Cruise does his job intensely enough, but he’s hobbled by the fact that the script fashioned by McQuarrie from Child’s book is simple-minded and silly. (Spoiler alert: you might not want to read beyond this point.) It’s predicated on one of the oldest dodges in the mystery writer’s handbook, covering up one murder by camouflaging it with others. In itself that’s not a terrible thing, but it becomes so when what the killing is concealing turns out to be one of the most absurd schemes you’re ever likely to encounter. (When Helen lays it out for her father, Pike and Jenkins look embarrassed to be playing the scene, especially since Jenkins is required—rightly—to pronounce it ridiculous.) And McQuarrie is so intent on strewing the ground with red herrings that eventually everyone becomes a suspect—though we’re shown early on that the ultimate villain is a disfigured guy who calls himself The Zek (Werner Herzog), whose motivation, when gradually revealed, turns out to be just amorphous malice.

It’s hard to understand why such a clumsy collection of genre cliches—which includes the ultimate idiocy, when the hero who’s cornered his enemy tosses away his weapon to take his foe on mano-a-mano) would have attracted McQuarrie’s interest (he is, after all, the fellow who penned “The Usual Suspects,” one of the cleverest scripts imaginable) or why the script piqued the interest of Cruise, who’s usually pretty astute in his choice of material. Perhaps it was the chance for a reunion with Robert Duvall, who—in his familiar smiling-crotchety style—plays the cranky gun-range owner who becomes Reacher’s ally in the uncomfortably jocular final confrontation.

In any event, whatever pleasure one might have in seeing Cruise and Duvall together again is diminished not merely by the inane plot but by McQuarrie’s solemn direction. The picture contains any number of martial-arts type fistfights, the requisite car chase, and a finale filled with gunfire and punches, but it’s mostly a strangely dull, plodding affair marked by entirely too many scenes filled with stilted dialogue played as though it was of Shakespearean import.
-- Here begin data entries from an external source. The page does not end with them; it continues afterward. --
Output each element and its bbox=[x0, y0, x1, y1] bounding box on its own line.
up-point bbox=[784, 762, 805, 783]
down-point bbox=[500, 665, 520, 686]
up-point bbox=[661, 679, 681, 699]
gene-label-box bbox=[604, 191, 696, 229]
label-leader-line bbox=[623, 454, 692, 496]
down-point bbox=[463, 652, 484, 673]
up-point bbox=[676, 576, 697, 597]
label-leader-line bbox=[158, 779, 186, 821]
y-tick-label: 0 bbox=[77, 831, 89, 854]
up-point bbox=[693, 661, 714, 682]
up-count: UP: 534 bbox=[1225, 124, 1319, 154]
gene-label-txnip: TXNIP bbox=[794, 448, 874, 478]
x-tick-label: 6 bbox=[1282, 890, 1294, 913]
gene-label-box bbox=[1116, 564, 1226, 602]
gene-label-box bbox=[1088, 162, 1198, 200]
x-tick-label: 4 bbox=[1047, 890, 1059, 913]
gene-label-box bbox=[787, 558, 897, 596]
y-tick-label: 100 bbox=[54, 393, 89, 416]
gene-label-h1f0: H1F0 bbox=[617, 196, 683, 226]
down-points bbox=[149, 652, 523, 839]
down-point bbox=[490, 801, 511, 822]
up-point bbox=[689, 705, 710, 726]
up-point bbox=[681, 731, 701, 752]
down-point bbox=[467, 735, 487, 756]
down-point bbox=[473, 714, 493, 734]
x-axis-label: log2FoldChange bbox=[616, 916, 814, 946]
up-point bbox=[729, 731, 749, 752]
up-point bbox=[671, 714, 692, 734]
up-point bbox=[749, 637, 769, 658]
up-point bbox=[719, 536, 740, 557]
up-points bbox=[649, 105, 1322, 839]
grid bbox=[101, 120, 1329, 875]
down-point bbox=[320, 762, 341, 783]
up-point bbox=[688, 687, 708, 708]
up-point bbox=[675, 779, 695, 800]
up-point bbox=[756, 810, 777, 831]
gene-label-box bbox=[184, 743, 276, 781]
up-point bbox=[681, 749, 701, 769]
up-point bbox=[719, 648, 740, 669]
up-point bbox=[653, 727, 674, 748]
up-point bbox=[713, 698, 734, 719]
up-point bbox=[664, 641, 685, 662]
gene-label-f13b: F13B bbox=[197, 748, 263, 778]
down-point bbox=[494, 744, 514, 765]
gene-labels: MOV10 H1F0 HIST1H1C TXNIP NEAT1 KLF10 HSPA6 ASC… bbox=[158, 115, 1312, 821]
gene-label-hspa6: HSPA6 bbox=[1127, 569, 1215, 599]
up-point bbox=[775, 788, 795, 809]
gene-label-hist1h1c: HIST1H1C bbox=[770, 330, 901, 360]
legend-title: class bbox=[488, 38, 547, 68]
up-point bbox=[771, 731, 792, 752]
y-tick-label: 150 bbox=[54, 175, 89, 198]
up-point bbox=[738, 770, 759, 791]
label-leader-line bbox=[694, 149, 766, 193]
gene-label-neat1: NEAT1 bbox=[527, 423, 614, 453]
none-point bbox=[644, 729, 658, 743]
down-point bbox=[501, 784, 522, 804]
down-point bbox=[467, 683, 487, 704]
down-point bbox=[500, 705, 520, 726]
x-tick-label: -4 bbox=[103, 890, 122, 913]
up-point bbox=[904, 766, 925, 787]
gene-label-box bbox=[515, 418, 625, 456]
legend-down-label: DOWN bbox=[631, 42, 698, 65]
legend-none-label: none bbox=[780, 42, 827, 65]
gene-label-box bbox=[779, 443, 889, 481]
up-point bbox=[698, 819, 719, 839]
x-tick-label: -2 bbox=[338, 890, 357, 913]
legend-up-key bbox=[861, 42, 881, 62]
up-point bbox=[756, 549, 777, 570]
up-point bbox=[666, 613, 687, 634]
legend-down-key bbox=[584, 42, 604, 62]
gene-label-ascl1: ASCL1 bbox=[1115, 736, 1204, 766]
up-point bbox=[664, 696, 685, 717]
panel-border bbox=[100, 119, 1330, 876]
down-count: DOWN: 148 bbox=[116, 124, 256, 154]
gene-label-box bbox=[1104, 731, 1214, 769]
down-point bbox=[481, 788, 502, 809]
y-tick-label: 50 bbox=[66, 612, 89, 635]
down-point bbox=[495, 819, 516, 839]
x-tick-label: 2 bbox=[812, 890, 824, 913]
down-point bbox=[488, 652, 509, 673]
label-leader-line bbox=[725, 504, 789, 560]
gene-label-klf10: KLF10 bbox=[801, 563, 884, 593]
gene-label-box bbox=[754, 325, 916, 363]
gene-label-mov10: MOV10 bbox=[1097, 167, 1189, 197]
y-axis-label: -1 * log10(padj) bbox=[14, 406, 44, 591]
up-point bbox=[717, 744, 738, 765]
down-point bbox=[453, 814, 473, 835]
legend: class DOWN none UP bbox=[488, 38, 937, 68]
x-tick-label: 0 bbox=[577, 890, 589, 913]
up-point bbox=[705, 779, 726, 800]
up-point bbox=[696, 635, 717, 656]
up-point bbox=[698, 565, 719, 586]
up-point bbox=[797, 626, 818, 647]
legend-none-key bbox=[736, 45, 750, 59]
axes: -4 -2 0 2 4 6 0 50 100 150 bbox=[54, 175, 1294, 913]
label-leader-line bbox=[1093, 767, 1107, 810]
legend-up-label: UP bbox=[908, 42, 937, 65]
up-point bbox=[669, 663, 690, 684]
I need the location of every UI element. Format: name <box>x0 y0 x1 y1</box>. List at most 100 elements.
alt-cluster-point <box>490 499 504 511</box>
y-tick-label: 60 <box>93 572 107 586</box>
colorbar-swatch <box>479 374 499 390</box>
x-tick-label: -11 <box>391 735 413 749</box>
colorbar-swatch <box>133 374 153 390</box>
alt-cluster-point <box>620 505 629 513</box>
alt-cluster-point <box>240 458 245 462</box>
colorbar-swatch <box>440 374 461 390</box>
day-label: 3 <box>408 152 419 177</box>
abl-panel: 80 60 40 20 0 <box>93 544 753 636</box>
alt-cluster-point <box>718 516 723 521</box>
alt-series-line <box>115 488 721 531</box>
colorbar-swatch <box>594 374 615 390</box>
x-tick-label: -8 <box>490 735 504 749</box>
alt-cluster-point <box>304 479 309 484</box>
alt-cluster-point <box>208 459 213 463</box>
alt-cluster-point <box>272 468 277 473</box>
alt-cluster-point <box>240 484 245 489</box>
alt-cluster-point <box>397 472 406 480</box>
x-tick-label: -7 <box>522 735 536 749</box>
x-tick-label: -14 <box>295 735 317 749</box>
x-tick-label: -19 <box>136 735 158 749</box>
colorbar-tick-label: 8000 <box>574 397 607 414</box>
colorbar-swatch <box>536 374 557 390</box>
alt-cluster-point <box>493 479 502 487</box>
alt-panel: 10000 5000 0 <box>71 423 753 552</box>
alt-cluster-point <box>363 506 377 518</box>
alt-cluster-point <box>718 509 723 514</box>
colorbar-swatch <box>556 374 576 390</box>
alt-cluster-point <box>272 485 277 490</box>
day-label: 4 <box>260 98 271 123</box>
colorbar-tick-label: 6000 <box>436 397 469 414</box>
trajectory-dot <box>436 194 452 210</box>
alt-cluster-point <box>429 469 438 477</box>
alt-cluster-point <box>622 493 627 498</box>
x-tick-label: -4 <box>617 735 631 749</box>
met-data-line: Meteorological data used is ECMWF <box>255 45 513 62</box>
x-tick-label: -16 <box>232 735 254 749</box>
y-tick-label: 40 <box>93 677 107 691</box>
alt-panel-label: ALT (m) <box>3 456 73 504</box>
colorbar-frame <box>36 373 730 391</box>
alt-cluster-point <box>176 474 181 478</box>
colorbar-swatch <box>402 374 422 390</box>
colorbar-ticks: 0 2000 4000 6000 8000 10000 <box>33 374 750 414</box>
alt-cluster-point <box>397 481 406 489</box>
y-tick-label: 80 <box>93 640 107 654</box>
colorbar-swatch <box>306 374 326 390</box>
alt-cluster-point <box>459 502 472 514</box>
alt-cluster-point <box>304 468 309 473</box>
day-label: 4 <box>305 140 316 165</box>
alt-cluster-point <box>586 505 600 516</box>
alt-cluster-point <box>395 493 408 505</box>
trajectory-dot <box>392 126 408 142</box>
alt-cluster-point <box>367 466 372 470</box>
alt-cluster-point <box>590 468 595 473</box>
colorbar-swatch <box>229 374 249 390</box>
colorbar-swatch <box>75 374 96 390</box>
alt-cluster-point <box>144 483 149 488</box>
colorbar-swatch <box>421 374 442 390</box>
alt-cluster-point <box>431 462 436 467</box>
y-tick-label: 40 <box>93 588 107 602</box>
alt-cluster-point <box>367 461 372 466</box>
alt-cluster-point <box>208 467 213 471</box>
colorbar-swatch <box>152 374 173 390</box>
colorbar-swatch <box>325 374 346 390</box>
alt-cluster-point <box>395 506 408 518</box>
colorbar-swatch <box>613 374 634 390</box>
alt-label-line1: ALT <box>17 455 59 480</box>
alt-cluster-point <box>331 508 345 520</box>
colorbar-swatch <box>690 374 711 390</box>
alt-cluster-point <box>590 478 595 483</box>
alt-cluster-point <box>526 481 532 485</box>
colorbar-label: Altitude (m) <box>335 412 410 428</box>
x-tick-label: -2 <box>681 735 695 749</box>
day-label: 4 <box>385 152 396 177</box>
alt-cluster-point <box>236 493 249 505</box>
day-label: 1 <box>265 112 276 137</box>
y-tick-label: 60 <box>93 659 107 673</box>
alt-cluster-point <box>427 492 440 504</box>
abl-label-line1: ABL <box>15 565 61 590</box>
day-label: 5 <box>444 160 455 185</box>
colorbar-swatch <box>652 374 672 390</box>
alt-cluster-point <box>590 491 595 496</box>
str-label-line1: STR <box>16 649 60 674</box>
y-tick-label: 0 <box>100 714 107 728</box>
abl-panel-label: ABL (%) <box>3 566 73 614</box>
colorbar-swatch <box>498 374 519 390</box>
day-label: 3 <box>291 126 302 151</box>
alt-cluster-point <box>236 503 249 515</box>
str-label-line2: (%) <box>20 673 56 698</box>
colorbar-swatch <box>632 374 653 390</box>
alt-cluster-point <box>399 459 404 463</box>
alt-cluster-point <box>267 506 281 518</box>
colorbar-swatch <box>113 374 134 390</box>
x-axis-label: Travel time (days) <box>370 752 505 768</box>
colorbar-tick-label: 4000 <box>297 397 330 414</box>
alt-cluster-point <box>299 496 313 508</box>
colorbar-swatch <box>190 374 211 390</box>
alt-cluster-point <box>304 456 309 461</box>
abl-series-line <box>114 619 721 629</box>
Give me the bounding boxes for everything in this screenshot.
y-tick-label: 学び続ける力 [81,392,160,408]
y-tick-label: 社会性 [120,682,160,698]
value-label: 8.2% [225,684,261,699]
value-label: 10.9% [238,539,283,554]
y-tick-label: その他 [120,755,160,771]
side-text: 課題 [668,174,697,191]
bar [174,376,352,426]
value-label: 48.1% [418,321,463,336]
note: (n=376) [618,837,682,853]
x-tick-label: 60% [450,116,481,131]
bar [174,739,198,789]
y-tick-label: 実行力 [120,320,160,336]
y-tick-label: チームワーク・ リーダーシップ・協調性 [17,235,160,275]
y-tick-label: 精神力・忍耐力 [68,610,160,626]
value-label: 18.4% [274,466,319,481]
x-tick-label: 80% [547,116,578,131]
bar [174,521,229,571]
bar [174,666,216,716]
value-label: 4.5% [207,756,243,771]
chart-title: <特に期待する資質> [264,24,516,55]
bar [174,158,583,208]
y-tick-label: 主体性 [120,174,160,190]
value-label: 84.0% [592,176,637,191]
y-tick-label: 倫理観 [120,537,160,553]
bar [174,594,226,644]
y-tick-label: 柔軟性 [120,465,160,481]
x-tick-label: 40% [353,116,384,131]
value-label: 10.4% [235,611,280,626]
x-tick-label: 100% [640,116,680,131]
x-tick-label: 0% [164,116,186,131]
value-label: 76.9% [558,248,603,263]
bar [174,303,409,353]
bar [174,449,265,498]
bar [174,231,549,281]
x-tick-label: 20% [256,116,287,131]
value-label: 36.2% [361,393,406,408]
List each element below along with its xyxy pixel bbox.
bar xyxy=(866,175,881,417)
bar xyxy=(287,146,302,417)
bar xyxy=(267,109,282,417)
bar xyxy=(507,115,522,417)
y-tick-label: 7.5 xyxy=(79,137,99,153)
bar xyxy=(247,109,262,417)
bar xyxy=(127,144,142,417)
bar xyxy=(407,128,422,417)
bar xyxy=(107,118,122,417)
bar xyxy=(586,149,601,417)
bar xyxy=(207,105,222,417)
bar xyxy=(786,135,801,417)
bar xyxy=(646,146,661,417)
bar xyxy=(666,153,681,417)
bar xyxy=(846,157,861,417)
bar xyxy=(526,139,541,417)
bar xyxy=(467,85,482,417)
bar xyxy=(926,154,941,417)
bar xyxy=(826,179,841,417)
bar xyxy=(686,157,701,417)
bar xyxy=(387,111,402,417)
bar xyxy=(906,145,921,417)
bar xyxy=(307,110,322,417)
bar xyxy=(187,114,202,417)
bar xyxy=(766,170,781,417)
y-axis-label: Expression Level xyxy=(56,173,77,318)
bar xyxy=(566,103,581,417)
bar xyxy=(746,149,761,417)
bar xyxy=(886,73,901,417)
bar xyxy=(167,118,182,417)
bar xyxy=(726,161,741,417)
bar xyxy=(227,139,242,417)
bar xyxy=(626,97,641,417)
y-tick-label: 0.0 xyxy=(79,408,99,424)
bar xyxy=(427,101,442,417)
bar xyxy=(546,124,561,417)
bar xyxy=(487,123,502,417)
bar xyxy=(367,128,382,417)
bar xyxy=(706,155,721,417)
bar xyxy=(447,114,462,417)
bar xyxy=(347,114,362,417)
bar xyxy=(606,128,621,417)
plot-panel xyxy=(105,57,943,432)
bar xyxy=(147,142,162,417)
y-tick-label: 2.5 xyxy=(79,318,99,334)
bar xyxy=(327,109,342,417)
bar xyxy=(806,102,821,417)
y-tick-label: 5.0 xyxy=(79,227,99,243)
The few genuinely amusing lines die in the company of the rest.

Under the circumstances the supporting cast looks understandably uncomfortable, with Pike and Oyelowo coming off only slightly better than Jenkins, who appears to want to crawl into a hole during every scene. Courtney makes a steely-eyed villain, but Herzog proves he should stay on the other side of the camera as the grotesque Zek. And Sikora has to play a dreadful final scene as the remorseful sniper. The picture is technically better than the script deserves, with veteran Caleb Deschanel’s cinematography especially effective (though Joe Kraemer’s music score is completely unmemorable).

Maybe Cruise and Paramount thought that “Jack Reacher” might be a franchise in the making, a replacement for the “Mission Impossible” series that’s getting tired. But the title of the book by Child that spawned the picture will doubtlessly prove prophetic. It’s “One Shot.”